NAM Urges Biden Administration to Protect Innovation
NAM President and CEO Jay Timmons urged Biden administration officials to support innovative manufacturers and reject a dangerous proposal to waive intellectual property rights for COVID-19 vaccines, therapeutics and other products.
- Timmons’ call went out to U.S. Trade Representative Katherine Tai, Secretary of State Antony Blinken, Secretary of Commerce Gina Raimondo and senior White House officials.
The situation: Timmons’ advocacy comes in response to a World Trade Organization proposal that would waive IP rights for a broad range of COVID-19 products, putting American innovation and jobs at risk.
- As this goes to press, the U.S. and other countries are actively negotiating potential text ahead of the WTO’s forthcoming ministerial conference that kicks off this Sunday.
The issue: IP rights have been crucial in supporting American innovation and manufacturing during the pandemic. They have incentivized the rapid development of vaccines, COVID-19 therapeutics, personal protective equipment and other essential products and created the legal certainty for hundreds of innovative partnerships to ramp up their production.
The challenge: The controversial WTO proposal is rooted in the false premise that global vaccination efforts are lagging due to a lack of supply.

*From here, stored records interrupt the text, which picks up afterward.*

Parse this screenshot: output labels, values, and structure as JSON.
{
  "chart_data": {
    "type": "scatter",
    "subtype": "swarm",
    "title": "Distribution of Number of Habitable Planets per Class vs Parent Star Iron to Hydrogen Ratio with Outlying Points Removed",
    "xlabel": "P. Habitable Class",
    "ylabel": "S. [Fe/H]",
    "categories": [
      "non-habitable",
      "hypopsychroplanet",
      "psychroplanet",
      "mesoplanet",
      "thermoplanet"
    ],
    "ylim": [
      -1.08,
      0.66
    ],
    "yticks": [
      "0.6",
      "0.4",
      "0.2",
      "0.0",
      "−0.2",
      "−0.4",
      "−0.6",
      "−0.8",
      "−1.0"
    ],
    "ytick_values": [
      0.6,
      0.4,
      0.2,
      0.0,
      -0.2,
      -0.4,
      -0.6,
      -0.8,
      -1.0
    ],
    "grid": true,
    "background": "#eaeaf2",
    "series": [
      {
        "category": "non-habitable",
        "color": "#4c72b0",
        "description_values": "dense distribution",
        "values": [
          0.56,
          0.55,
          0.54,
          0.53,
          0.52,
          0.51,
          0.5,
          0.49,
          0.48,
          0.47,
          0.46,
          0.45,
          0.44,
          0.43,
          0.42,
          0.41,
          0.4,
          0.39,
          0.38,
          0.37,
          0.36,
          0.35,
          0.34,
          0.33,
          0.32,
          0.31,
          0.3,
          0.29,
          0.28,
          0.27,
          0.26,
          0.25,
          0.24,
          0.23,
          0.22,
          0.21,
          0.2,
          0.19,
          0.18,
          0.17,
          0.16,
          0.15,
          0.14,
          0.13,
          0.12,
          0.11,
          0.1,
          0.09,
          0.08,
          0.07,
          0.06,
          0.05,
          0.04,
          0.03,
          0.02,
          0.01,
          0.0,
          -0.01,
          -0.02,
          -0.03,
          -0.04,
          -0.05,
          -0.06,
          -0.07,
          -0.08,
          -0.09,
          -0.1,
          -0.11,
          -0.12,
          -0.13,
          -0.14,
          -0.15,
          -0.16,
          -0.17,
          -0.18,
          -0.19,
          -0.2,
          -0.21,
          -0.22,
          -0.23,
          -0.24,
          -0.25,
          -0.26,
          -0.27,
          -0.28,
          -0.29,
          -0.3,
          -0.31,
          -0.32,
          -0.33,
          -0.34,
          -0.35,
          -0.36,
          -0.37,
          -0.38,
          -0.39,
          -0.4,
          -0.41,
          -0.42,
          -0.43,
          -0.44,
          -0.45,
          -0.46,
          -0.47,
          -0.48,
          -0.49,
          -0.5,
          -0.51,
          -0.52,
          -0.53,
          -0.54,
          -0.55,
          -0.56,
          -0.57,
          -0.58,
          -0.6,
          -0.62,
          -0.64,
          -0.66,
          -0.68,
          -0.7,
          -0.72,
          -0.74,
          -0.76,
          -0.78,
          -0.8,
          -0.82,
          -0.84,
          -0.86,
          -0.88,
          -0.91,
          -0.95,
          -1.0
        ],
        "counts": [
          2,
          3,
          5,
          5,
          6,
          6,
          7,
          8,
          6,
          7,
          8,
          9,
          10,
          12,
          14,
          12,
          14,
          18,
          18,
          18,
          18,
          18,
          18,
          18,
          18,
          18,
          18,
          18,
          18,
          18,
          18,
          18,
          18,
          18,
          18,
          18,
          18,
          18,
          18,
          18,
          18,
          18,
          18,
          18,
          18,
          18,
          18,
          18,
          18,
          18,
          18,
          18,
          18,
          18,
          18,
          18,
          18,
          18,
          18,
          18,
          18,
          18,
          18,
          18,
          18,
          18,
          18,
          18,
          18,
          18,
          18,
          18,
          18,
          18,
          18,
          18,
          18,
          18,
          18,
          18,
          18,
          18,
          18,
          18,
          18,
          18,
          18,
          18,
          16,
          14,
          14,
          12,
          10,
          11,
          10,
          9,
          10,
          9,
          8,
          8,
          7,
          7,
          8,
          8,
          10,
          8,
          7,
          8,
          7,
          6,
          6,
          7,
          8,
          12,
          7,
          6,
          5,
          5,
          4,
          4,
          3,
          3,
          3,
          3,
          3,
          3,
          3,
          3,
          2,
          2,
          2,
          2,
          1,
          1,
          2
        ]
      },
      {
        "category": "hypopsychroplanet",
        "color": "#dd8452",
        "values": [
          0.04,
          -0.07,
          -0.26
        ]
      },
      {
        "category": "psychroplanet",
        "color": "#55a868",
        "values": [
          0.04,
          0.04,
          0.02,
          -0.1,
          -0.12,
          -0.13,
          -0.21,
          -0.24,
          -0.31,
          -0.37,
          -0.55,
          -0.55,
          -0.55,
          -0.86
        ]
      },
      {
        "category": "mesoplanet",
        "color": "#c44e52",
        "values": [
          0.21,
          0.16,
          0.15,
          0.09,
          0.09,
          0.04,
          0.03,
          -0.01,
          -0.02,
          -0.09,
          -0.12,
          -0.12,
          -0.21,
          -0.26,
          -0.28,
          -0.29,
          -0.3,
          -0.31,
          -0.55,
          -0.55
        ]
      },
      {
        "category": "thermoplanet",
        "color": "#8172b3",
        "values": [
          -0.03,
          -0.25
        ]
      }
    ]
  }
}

- “The primary challenge to global COVID-19 vaccination is not supply, but distribution and demand,” said Timmons.
- Facilitating global COVID-19 vaccination will take solving supply chain bottlenecks and logistical challenges while improving the ability of local health systems to deliver the vaccines and effective treatment.
The way forward: Instead of the waiver, the U.S. should push for creative efforts to fight COVID-19, including building consensus for the Trade in Health Initiative, working with like-minded countries to develop practical innovations that leverage increased trade and targeting WTO-identified trade bottlenecks.
- “The NAM and its members stand ready to work with you and your agencies to advance solutions that will, once and for all, tackle this devastating pandemic,” said Timmons.
NAM in action: The NAM recently launched an advertising campaign in key states and districts on the issue, urging the administration to protect American jobs and innovation.